Enfin, pour que ces politiques puissent trouver leurs financements, il faut, en plus des fonds publics, attirer des investissements privés. Il ne s'agit pas, comme je l'entends trop souvent de substituer les uns aux autres, mais bien plutôt de jouer sur les complémentarités. Nous disposons de modèles qui ont fait leur preuve, je pense notamment aux partenariats publics privés, à toutes les formes de concessions de services publics qui permettent de financer la construction d'infrastructures, d'hôpitaux, d'écoles...
Cela suppose au préalable des règles du jeu stables, un environnement juridique clair, applicable à tous ; cela suppose le respect du contrat, la transparence dans l'octroi et la gestion des marchés publics...Tout cela peut paraître un peu éloigné de la problématique qui vous intéresse aujourd'hui, celle des migrations et du développement. Mais nous sommes en réalité au coeur même du sujet. Car bien souvent, ceux qui veulent entreprendre, créer de la richesse, des emplois, se découragent au fil des trop nombreux obstacles rencontrés, et n'ont plus comme alternative que l'exil.

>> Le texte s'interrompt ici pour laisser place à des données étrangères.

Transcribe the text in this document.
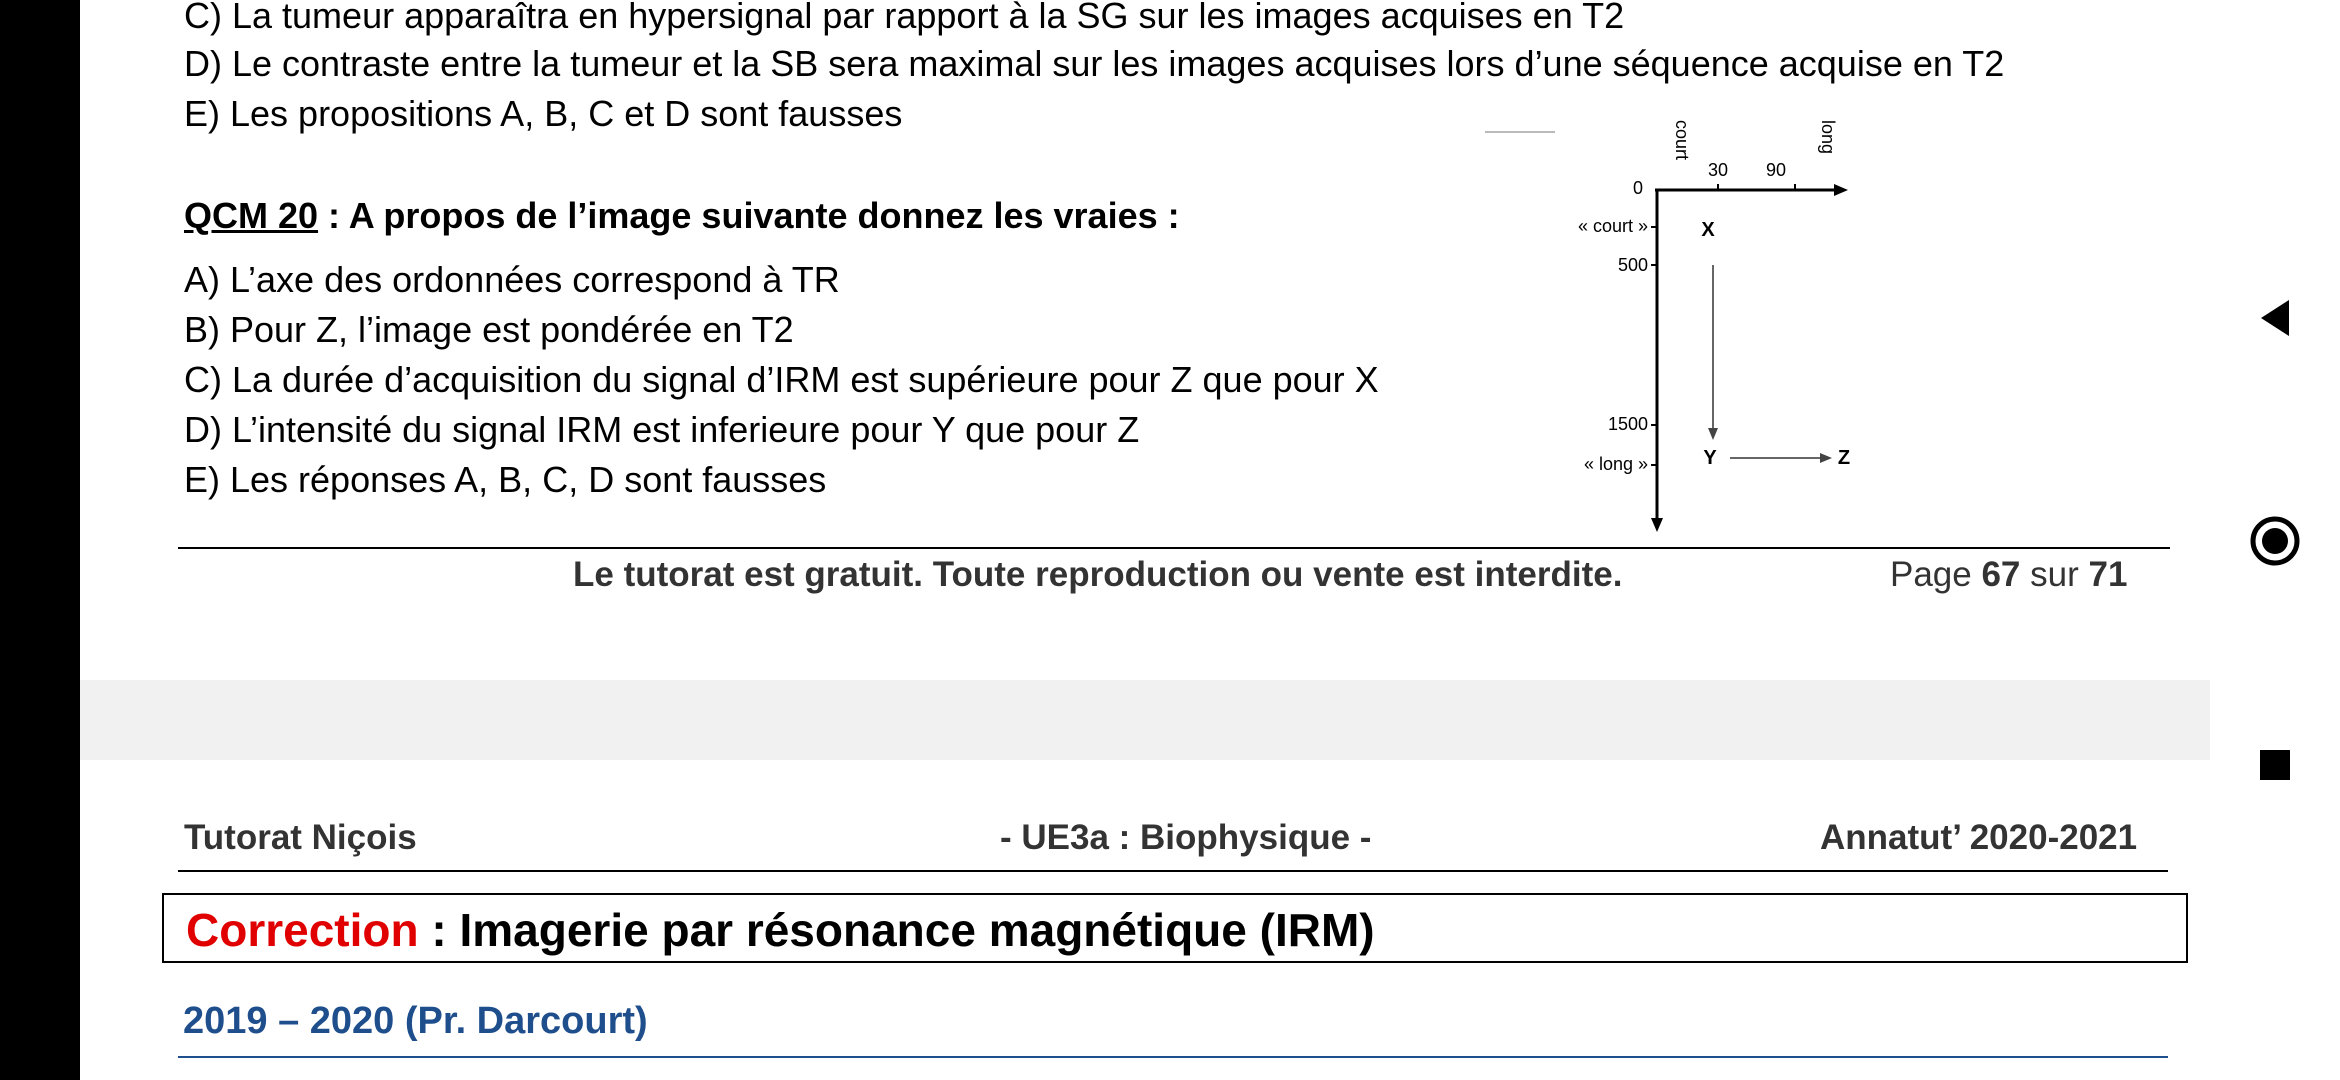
C) La tumeur apparaîtra en hypersignal par rapport à la SG sur les images acquises en T2
D) Le contraste entre la tumeur et la SB sera maximal sur les images acquises lors d’une séquence acquise en T2
E) Les propositions A, B, C et D sont fausses
QCM 20 : A propos de l’image suivante donnez les vraies :
A) L’axe des ordonnées correspond à TR
B) Pour Z, l’image est pondérée en T2
C) La durée d’acquisition du signal d’IRM est supérieure pour Z que pour X
D) L’intensité du signal IRM est inferieure pour Y que pour Z
E) Les réponses A, B, C, D sont fausses
0
30 90
court	long
« court »
500
1500
« long »
X
Y	Z
Le tutorat est gratuit. Toute reproduction ou vente est interdite.	Page 67 sur 71
Tutorat Niçois	- UE3a : Biophysique -	Annatut’ 2020-2021
Correction : Imagerie par résonance magnétique (IRM)
2019 – 2020 (Pr. Darcourt)
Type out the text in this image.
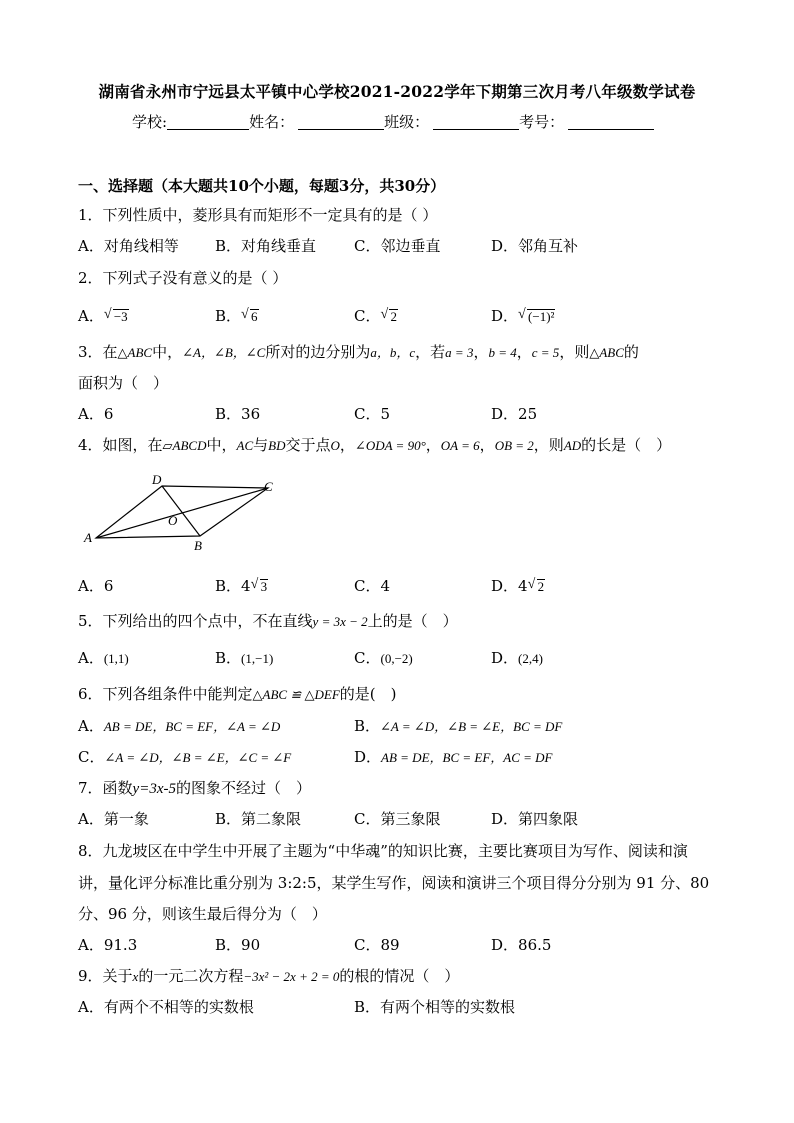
湖南省永州市宁远县太平镇中心学校2021-2022学年下期第三次月考八年级数学试卷
学校:	姓名：	班级：	考号：
一、选择题（本大题共10个小题，每题3分，共30分）
1．下列性质中，菱形具有而矩形不一定具有的是（ ）
A．对角线相等 B．对角线垂直	C．邻边垂直	D．邻角互补
2．下列式子没有意义的是（ ）
A． √ −3	B． √ 6	C． √ 2	D． √ (−1)²
3．在△ABC中，∠A，∠B，∠C所对的边分别为a，b，c，若a = 3，b = 4，c = 5，则△ABC的
面积为（　）
A．6	B．36	C．5	D．25
4．如图，在▱ABCD中，AC与BD交于点O，∠ODA = 90°，OA = 6，OB = 2，则AD的长是（　）
A
B
C
D
O
A．6	B．4 √ 3	C．4	D．4 √ 2
5．下列给出的四个点中，不在直线y = 3x − 2上的是（　）
A．(1,1)	B．(1,−1)	C．(0,−2)	D．(2,4)
6．下列各组条件中能判定△ABC ≌ △DEF的是(　)
A．AB = DE，BC = EF，∠A = ∠D	B．∠A = ∠D，∠B = ∠E，BC = DF
C．∠A = ∠D，∠B = ∠E，∠C = ∠F	D．AB = DE，BC = EF，AC = DF
7．函数y=3x-5的图象不经过（　）
A．第一象	B．第二象限	C．第三象限	D．第四象限
8．九龙坡区在中学生中开展了主题为“中华魂”的知识比赛，主要比赛项目为写作、阅读和演
讲，量化评分标准比重分别为 3:2:5，某学生写作，阅读和演讲三个项目得分分别为 91 分、80
分、96 分，则该生最后得分为（　）
A．91.3	B．90	C．89	D．86.5
9．关于x的一元二次方程−3x² − 2x + 2 = 0的根的情况（　）
A．有两个不相等的实数根	B．有两个相等的实数根
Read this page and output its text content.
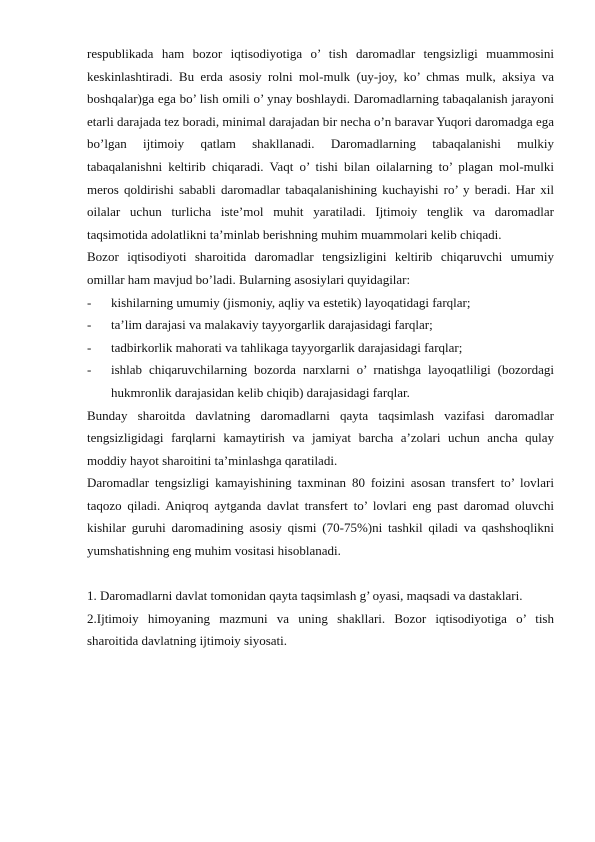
respublikada ham bozor iqtisodiyotiga o’ tish daromadlar tengsizligi muammosini keskinlashtiradi. Bu erda asosiy rolni mol-mulk (uy-joy, ko’ chmas mulk, aksiya va boshqalar)ga ega bo’ lish omili o’ ynay boshlaydi. Daromadlarning tabaqalanish jarayoni etarli darajada tez boradi, minimal darajadan bir necha o’n baravar Yuqori daromadga ega bo’lgan ijtimoiy qatlam shakllanadi. Daromadlarning tabaqalanishi mulkiy tabaqalanishni keltirib chiqaradi. Vaqt o’ tishi bilan oilalarning to’ plagan mol-mulki meros qoldirishi sababli daromadlar tabaqalanishining kuchayishi ro’ y beradi. Har xil oilalar uchun turlicha iste’mol muhit yaratiladi. Ijtimoiy tenglik va daromadlar taqsimotida adolatlikni ta’minlab berishning muhim muammolari kelib chiqadi.

Bozor iqtisodiyoti sharoitida daromadlar tengsizligini keltirib chiqaruvchi umumiy omillar ham mavjud bo’ladi. Bularning asosiylari quyidagilar:

-	kishilarning umumiy (jismoniy, aqliy va estetik) layoqatidagi farqlar;
-	ta’lim darajasi va malakaviy tayyorgarlik darajasidagi farqlar;
-	tadbirkorlik mahorati va tahlikaga tayyorgarlik darajasidagi farqlar;
-	ishlab chiqaruvchilarning bozorda narxlarni o’ rnatishga layoqatliligi (bozordagi hukmronlik darajasidan kelib chiqib) darajasidagi farqlar.

Bunday sharoitda davlatning daromadlarni qayta taqsimlash vazifasi daromadlar tengsizligidagi farqlarni kamaytirish va jamiyat barcha a’zolari uchun ancha qulay moddiy hayot sharoitini ta’minlashga qaratiladi.

Daromadlar tengsizligi kamayishining taxminan 80 foizini asosan transfert to’ lovlari taqozo qiladi. Aniqroq aytganda davlat transfert to’ lovlari eng past daromad oluvchi kishilar guruhi daromadining asosiy qismi (70-75%)ni tashkil qiladi va qashshoqlikni yumshatishning eng muhim vositasi hisoblanadi.

1. Daromadlarni davlat tomonidan qayta taqsimlash g’ oyasi, maqsadi va dastaklari.

2.Ijtimoiy himoyaning mazmuni va uning shakllari. Bozor iqtisodiyotiga o’ tish sharoitida davlatning ijtimoiy siyosati.
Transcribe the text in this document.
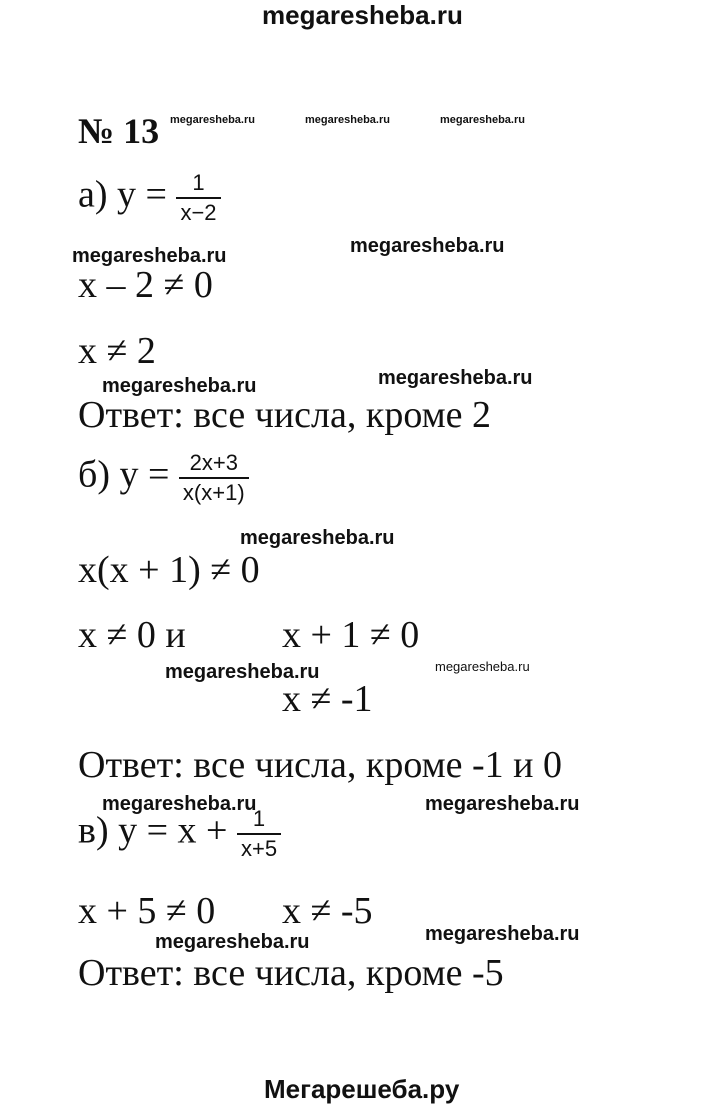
megaresheba.ru
№ 13 megaresheba.ru	megaresheba.ru	megaresheba.ru
а) $y = \frac{1}{x-2}$
megaresheba.ru	megaresheba.ru
x – 2 ≠ 0
x ≠ 2
megaresheba.ru	megaresheba.ru
Ответ: все числа, кроме 2
б) $y = \frac{2x+3}{x(x+1)}$
megaresheba.ru
x(x + 1) ≠ 0
x ≠ 0 и	x + 1 ≠ 0
megaresheba.ru	megaresheba.ru
x ≠ -1
Ответ: все числа, кроме -1 и 0
megaresheba.ru	megaresheba.ru
в) $y = x + \frac{1}{x+5}$
x + 5 ≠ 0 x ≠ -5
megaresheba.ru	megaresheba.ru
Ответ: все числа, кроме -5
Мегарешеба.ру
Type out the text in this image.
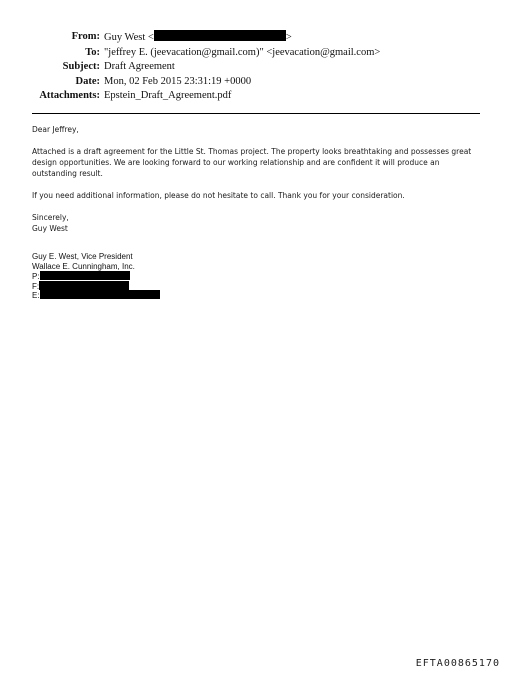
From: Guy West <	>
To: "jeffrey E. (jeevacation@gmail.com)" <jeevacation@gmail.com>
Subject: Draft Agreement
Date: Mon, 02 Feb 2015 23:31:19 +0000
Attachments: Epstein_Draft_Agreement.pdf
Dear Jeffrey,
Attached is a draft agreement for the Little St. Thomas project. The property looks breathtaking and possesses great
design opportunities. We are looking forward to our working relationship and are confident it will produce an
outstanding result.
If you need additional information, please do not hesitate to call. Thank you for your consideration.
Sincerely,
Guy West
Guy E. West, Vice President
Wallace E. Cunningham, Inc.
P:
F:
E:
EFTA00865170
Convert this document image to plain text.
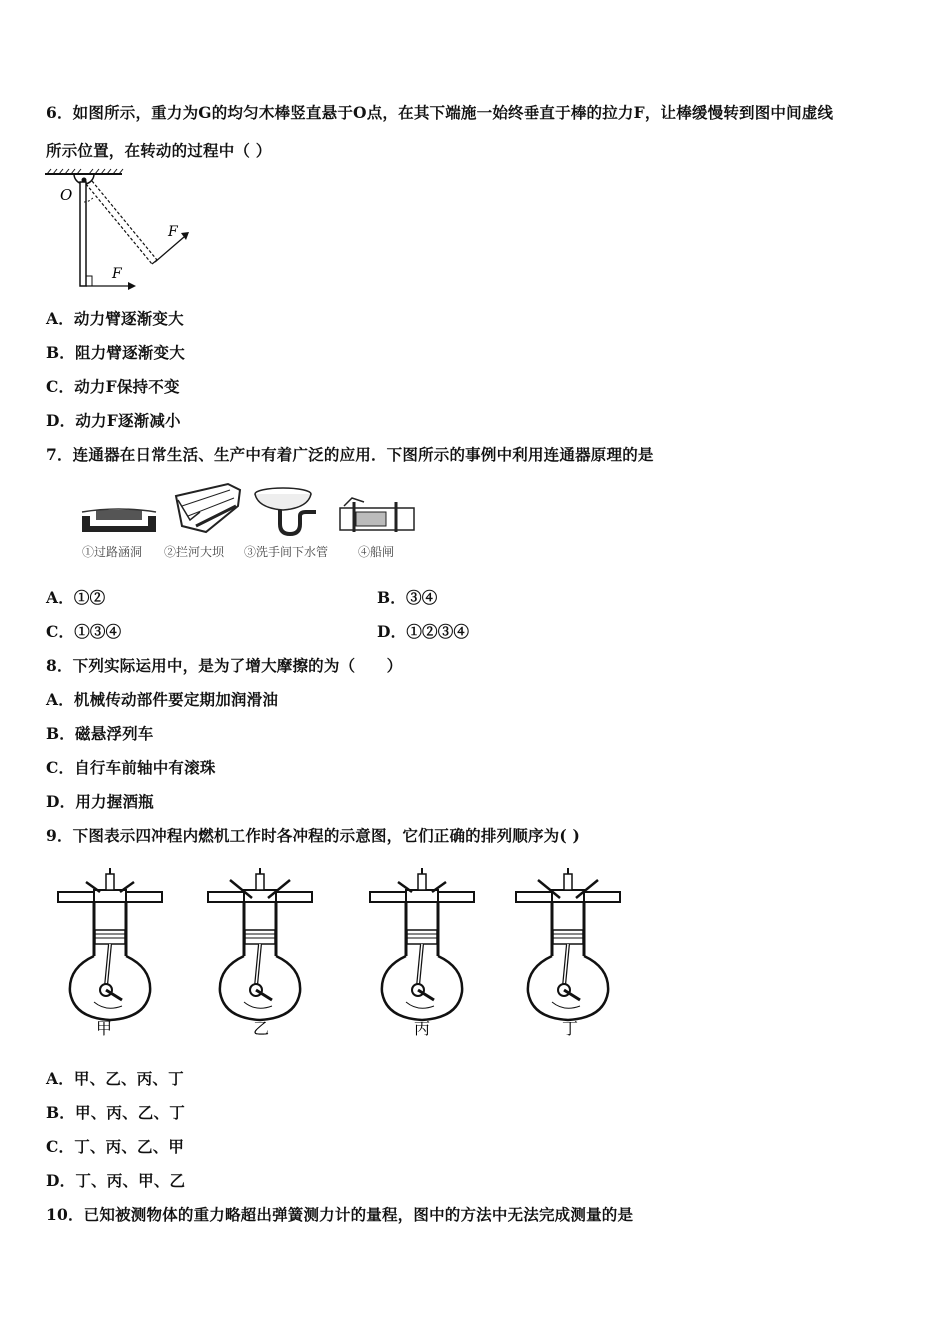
6．如图所示，重力为G的均匀木棒竖直悬于O点，在其下端施一始终垂直于棒的拉力F，让棒缓慢转到图中间虚线
所示位置，在转动的过程中（ ）
O
F
F
A．动力臂逐渐变大
B．阻力臂逐渐变大
C．动力F保持不变
D．动力F逐渐减小
7．连通器在日常生活、生产中有着广泛的应用．下图所示的事例中利用连通器原理的是
①过路涵洞 ②拦河大坝 ③洗手间下水管 ④船闸
A．①②	B．③④
C．①③④	D．①②③④
8．下列实际运用中，是为了增大摩擦的为（　　）
A．机械传动部件要定期加润滑油
B．磁悬浮列车
C．自行车前轴中有滚珠
D．用力握酒瓶
9．下图表示四冲程内燃机工作时各冲程的示意图，它们正确的排列顺序为( )
甲	乙	丙	丁
A．甲、乙、丙、丁
B．甲、丙、乙、丁
C．丁、丙、乙、甲
D．丁、丙、甲、乙
10．已知被测物体的重力略超出弹簧测力计的量程，图中的方法中无法完成测量的是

Mais, des bonnes nouvelles nous parviennent aussi du continent africain, et je terminerai là-dessus. L'Afrique sub-saharienne est, selon le dernier rapport de "Doing Business" la deuxième région du monde où l'environnement des affaires s'est le plus amélioré. Entre juin 2007 et juin 2008, au moins 58 réformes positives ont été adoptées par environ une trentaine d'Etats africains, la palme d'or revenant à l'île Maurice, classée 24ème sur un total de 181 pays évalués au plan mondial. Elle devance même la majorité des pays de l'Union européenne, dont l'Allemagne, la France et l'Italie !
Je vous remercie de votre attention.